- Education: Aitchison College
- Family: Ahmedzai family

= Mir Suleman Dawood Jan =

Brahui Politician

Mir Suleman Dawood Jan Ahmedzai (Brahui and آغا میر سلیمان داوود خان احمدزی) is the 35th and the current titular Khan of Kalat, a position he has held since the death of his father, Mir Dawood Jan, in 1998. Currently, he lives in self-imposed exile in Wales.

Mir Suleman Dawood received his initial education in Lahore and Quetta. He got his early education at Aitchison College in Lahore (1972–1983). His mother tongue is Brahvi while he also speaks Balochi, Urdu and English fluently.

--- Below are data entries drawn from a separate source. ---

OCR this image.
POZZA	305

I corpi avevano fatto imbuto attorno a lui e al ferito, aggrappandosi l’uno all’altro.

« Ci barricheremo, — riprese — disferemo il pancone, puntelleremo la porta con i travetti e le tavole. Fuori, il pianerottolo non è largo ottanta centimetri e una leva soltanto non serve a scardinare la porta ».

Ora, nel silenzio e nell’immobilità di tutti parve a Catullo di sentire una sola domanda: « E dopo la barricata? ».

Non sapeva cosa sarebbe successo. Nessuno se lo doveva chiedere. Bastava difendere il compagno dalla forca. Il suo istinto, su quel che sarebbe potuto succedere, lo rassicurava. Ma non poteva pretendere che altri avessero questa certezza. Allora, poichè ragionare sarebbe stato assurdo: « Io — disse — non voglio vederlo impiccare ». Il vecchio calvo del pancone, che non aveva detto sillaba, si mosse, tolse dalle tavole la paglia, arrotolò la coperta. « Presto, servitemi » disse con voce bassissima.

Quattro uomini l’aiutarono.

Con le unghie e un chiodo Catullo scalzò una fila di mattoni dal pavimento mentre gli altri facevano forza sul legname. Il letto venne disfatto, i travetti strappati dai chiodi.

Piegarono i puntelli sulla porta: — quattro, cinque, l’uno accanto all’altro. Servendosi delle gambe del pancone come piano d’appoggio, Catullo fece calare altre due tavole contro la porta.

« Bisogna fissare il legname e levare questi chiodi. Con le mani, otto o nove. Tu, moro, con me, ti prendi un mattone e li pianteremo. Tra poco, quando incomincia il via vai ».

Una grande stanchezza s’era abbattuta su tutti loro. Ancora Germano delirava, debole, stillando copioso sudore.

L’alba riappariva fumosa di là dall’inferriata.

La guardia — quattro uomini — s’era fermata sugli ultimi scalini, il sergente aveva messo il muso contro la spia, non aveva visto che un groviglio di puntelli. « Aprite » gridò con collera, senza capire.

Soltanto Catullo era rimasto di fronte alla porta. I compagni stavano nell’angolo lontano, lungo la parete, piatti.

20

Mir Suleman Dawood has lived in exile in Cardiff, Wales, occasionally traveling to London. His only son, Mir Mohammad Khan Ahmadzai, is estranged from him. Both Mir Suleman Dawood and his son had applied for asylum, but his son later rebelled and withdrew his asylum request. After that Mir Mohammad Khan Ahmadzai left his father and returned to Pakistan. Upon his arrival to Pakistan, he hoisted the Pakistani flag at the Quaid-e-Azam Residency in Ziarat. Currently, Mir Mohammad Khan Ahmadzai regularly hosts senior figures of law enforcement in Balochistan at the same place where his father used to hold court.

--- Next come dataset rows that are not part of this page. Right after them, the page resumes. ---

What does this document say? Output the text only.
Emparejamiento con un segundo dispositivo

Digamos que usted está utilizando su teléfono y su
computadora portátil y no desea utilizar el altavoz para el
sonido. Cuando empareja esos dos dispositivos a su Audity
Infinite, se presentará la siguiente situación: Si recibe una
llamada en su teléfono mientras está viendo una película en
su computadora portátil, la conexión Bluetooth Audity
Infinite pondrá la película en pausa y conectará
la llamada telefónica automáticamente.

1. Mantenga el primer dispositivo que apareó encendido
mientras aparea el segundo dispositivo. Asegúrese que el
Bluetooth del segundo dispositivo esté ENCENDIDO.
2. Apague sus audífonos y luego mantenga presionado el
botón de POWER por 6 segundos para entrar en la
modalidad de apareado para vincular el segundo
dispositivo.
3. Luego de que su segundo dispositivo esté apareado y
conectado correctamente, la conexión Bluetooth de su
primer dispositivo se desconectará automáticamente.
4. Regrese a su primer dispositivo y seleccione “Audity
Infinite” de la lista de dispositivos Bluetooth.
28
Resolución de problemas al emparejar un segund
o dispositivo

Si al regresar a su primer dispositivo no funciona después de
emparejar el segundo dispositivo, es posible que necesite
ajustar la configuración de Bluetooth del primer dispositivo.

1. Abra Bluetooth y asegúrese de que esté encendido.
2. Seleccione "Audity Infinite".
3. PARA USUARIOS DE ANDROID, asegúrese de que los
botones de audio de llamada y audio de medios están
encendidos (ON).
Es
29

Officially, the Government of Pakistan does not recognize his authority, but he still has influence within much of the populace, and the leading politicians like Chief Minister Abdul Malik Baloch and Sanaullah Zehri have asked him to return to Pakistan to pacify the Baloch insurgents. Mir Suleman Dawood Jan's Uncle Prince Mohyuddin Baloch who is also his father-in-law and his younger brothers Prince Faisal Dawood and Prince Ahmed Umer Dawood, are politicians in Pakistan.